Tonight I moved my servers out of Amazon's cloud and into Linode's. Life on Amazon's cloud has not been simple these past few weeks.
But, wait, you ask - isn't Amazon the first and most prominent cloud provider? And I've never heard of Linode...
That's what I thought for a while. It's what I thought when I first started noticing problems connecting to Amazon's instances - hey, it's probably my fault. So I set up multiple "ping" services to check my web site every 10 minutes to see if it's available. I used Pingdom.com and WasItUp.com. And guess what I found out - it's not me, it's them. Their instances are simply flaky. And incredibly weak.
Let me explain exactly how bad it is. For 2-3 weeks I had the following configuration: 2 load-balanced Amazon instances that serve simple static HTTP pages with Apache. Now, nobody was using them, just to be clear. They were simply there for the purpose of being pinged every 10 minutes.
The result was multiple periods of unavailability lasting a few minutes each every day.
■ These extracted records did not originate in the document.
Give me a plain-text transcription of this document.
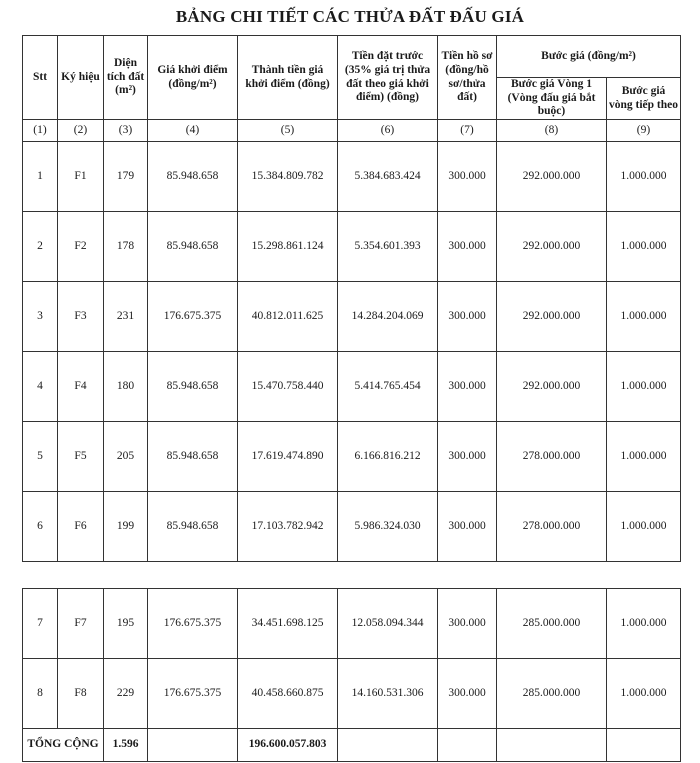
BẢNG CHI TIẾT CÁC THỬA ĐẤT ĐẤU GIÁ
Stt	Ký hiệu	Diện tích đất (m²)	Giá khởi điểm (đồng/m²)	Thành tiền giá khởi điểm (đồng)	Tiền đặt trước (35% giá trị thửa đất theo giá khởi điểm) (đồng)	Tiền hồ sơ (đồng/hồ sơ/thửa đất)	Bước giá (đồng/m²)	
							Bước giá Vòng 1 (Vòng đấu giá bắt buộc)	Bước giá vòng tiếp theo
(1)	(2)	(3)	(4)	(5)	(6)	(7)	(8)	(9)
1	F1	179	85.948.658	15.384.809.782	5.384.683.424	300.000	292.000.000	1.000.000
2	F2	178	85.948.658	15.298.861.124	5.354.601.393	300.000	292.000.000	1.000.000
3	F3	231	176.675.375	40.812.011.625	14.284.204.069	300.000	292.000.000	1.000.000
4	F4	180	85.948.658	15.470.758.440	5.414.765.454	300.000	292.000.000	1.000.000
5	F5	205	85.948.658	17.619.474.890	6.166.816.212	300.000	278.000.000	1.000.000
6	F6	199	85.948.658	17.103.782.942	5.986.324.030	300.000	278.000.000	1.000.000
7	F7	195	176.675.375	34.451.698.125	12.058.094.344	300.000	285.000.000	1.000.000
8	F8	229	176.675.375	40.458.660.875	14.160.531.306	300.000	285.000.000	1.000.000
TỔNG CỘNG		1.596		196.600.057.803				
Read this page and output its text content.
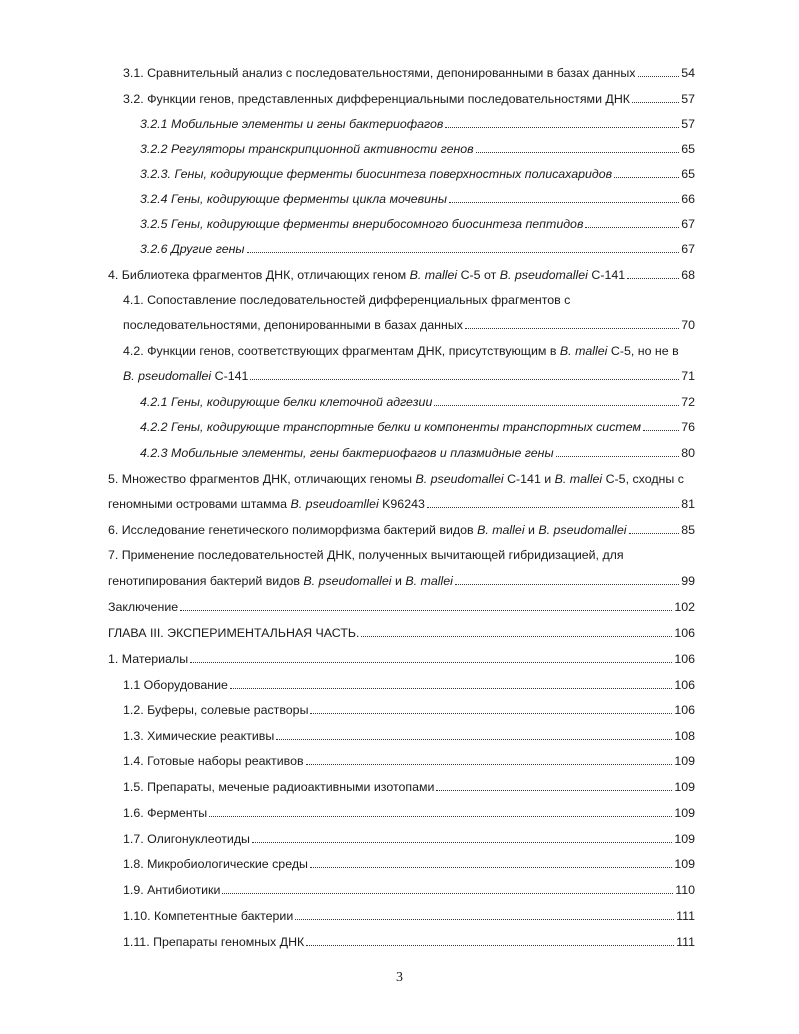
3.1. Сравнительный анализ с последовательностями, депонированными в базах данных	54
3.2. Функции генов, представленных дифференциальными последовательностями ДНК	57
3.2.1 Мобильные элементы и гены бактериофагов	57
3.2.2 Регуляторы транскрипционной активности генов	65
3.2.3. Гены, кодирующие ферменты биосинтеза поверхностных полисахаридов	65
3.2.4 Гены, кодирующие ферменты цикла мочевины	66
3.2.5 Гены, кодирующие ферменты внерибосомного биосинтеза пептидов	67
3.2.6 Другие гены	67
4. Библиотека фрагментов ДНК, отличающих геном B. mallei C-5 от B. pseudomallei C-141	68
4.1. Сопоставление последовательностей дифференциальных фрагментов с
последовательностями, депонированными в базах данных	70
4.2. Функции генов, соответствующих фрагментам ДНК, присутствующим в B. mallei C-5, но не в
B. pseudomallei C-141	71
4.2.1 Гены, кодирующие белки клеточной адгезии	72
4.2.2 Гены, кодирующие транспортные белки и компоненты транспортных систем	76
4.2.3 Мобильные элементы, гены бактериофагов и плазмидные гены	80
5. Множество фрагментов ДНК, отличающих геномы B. pseudomallei C-141 и B. mallei C-5, сходны с
геномными островами штамма B. pseudoamllei K96243	81
6. Исследование генетического полиморфизма бактерий видов B. mallei и B. pseudomallei	85
7. Применение последовательностей ДНК, полученных вычитающей гибридизацией, для
генотипирования бактерий видов B. pseudomallei и B. mallei	99
Заключение	102
ГЛАВА III. ЭКСПЕРИМЕНТАЛЬНАЯ ЧАСТЬ.	106
1. Материалы	106
1.1 Оборудование	106
1.2. Буферы, солевые растворы	106
1.3. Химические реактивы	108
1.4. Готовые наборы реактивов	109
1.5. Препараты, меченые радиоактивными изотопами	109
1.6. Ферменты	109
1.7. Олигонуклеотиды	109
1.8. Микробиологические среды	109
1.9. Антибиотики	110
1.10. Компетентные бактерии	111
1.11. Препараты геномных ДНК	111
3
My iPhone's SMS inbox was getting full from all the downtime alerts I was getting. This, you might say, is completely unacceptable already, so why the hell did you launch your Alpha on this platform?
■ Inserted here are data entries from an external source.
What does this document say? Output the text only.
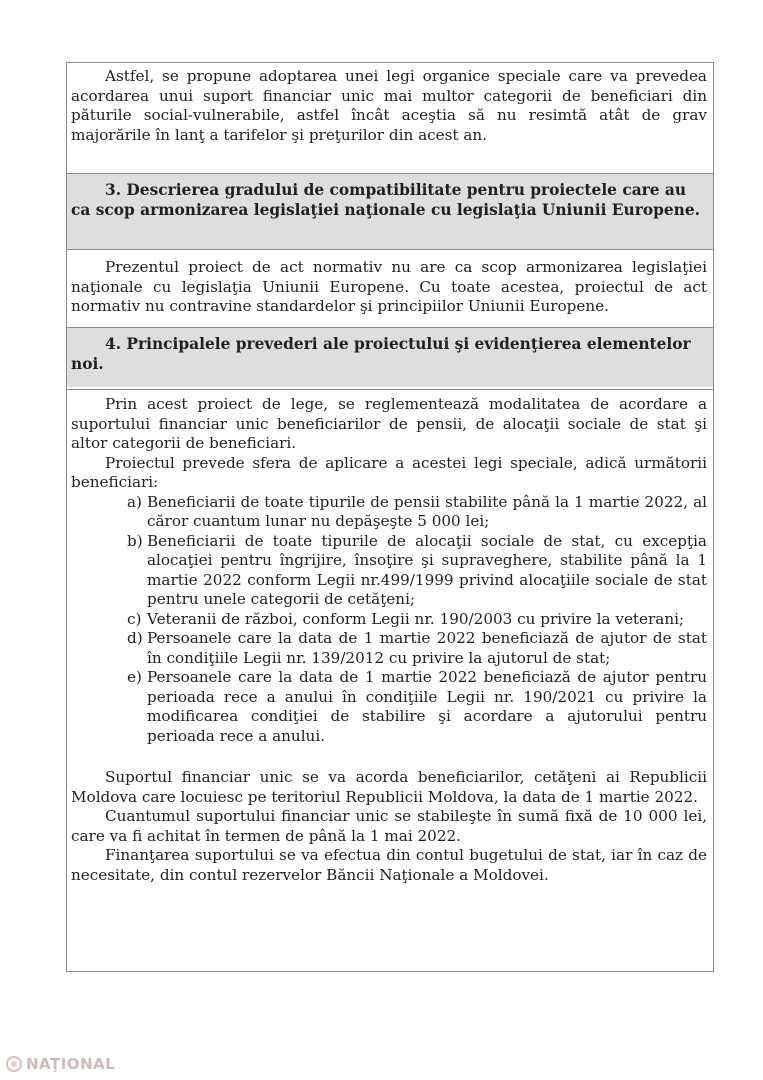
Astfel, se propune adoptarea unei legi organice speciale care va prevedea acordarea unui suport financiar unic mai multor categorii de beneficiari din păturile social-vulnerabile, astfel încât aceştia să nu resimtă atât de grav majorările în lanţ a tarifelor şi preţurilor din acest an.

3. Descrierea gradului de compatibilitate pentru proiectele care au ca scop armonizarea legislaţiei naţionale cu legislaţia Uniunii Europene.

Prezentul proiect de act normativ nu are ca scop armonizarea legislaţiei naţionale cu legislaţia Uniunii Europene. Cu toate acestea, proiectul de act normativ nu contravine standardelor şi principiilor Uniunii Europene.

4. Principalele prevederi ale proiectului şi evidenţierea elementelor noi.

Prin acest proiect de lege, se reglementează modalitatea de acordare a suportului financiar unic beneficiarilor de pensii, de alocaţii sociale de stat şi altor categorii de beneficiari.

Proiectul prevede sfera de aplicare a acestei legi speciale, adică următorii beneficiari:

a) Beneficiarii de toate tipurile de pensii stabilite până la 1 martie 2022, al căror cuantum lunar nu depăşeşte 5 000 lei;
b) Beneficiarii de toate tipurile de alocaţii sociale de stat, cu excepţia alocaţiei pentru îngrijire, însoţire şi supraveghere, stabilite până la 1 martie 2022 conform Legii nr.499/1999 privind alocaţiile sociale de stat pentru unele categorii de cetăţeni;
c) Veteranii de război, conform Legii nr. 190/2003 cu privire la veterani;
d) Persoanele care la data de 1 martie 2022 beneficiază de ajutor de stat în condiţiile Legii nr. 139/2012 cu privire la ajutorul de stat;
e) Persoanele care la data de 1 martie 2022 beneficiază de ajutor pentru perioada rece a anului în condiţiile Legii nr. 190/2021 cu privire la modificarea condiţiei de stabilire şi acordare a ajutorului pentru perioada rece a anului.

Suportul financiar unic se va acorda beneficiarilor, cetăţeni ai Republicii Moldova care locuiesc pe teritoriul Republicii Moldova, la data de 1 martie 2022.

Cuantumul suportului financiar unic se stabileşte în sumă fixă de 10 000 lei, care va fi achitat în termen de până la 1 mai 2022.

Finanţarea suportului se va efectua din contul bugetului de stat, iar în caz de necesitate, din contul rezervelor Băncii Naţionale a Moldovei.

NAŢIONAL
Well, I shouldn't have. I should have trusted my own tests.
But the straw that really broke the camel's back was on launch today (two days ago). The system came up and lots of people got invitations to log in. After about 30 minutes the connection to Amazon became a 3KBps upload silly-straw. This meant that even relatively simple operations like saving a Gigantt plan with a few hundred work items took 20 seconds, and sometimes it timed out. The servers themselves weren't stressed at all - it was Amazon's network, which is also very flaky. This is even after I moved my servers from east-cost U.S. to their Ireland farm, mind you (I initially suspected that the east-cost might be a bit too far and that the EU farm may improve latency for me).
Now that I moved to Linode life seems so much better. I got my own HAProxy, and I don't have to rely on Amazon's weird ELB product for load-balancing. The instances are much much stronger (albeit more costly) - buy, hey, you get what you pay for. And the bandwidth is terrific. Let's just hope it stays like this.
In the process of choosing a cloud provider I tried all the big players: Amazon, GoGrid, Slicehost, Linode and Rackspace (well, I couldn't even finish the signup process on Rackspace, to be honest, it was just so painful, so let's take them out of the list).
I knew Amazon had problems, and yet their reputation made me suspect the situation will be similar on other providers. Even after I tested and compared their availability I hesitated to switch away from Amazon because, well, it worked, most of the time, and I had more urgent things to accomplish. That all changed once my servers stopped working 30 minutes into the launch. I hope I learned my lesson.
I also want to commend Linode's support team. I opened a support ticket within the first hour of signing up and they responded in 5 minutes, and followed up for the next 2 hours to help me sort things out. Excellent customer service. Amazon, btw, has no customer service to speak of (unless you're willing to cough up exorbitant fees).
Bottom line, I hope the transition is smooth and that nobody's experienced any down time at all. If you notice anything fishy please let me know. I'm keeping the Amazon instances on for now, just for backup, until I see everything is nominal.
Thanks, Dima, for telling me about Linode.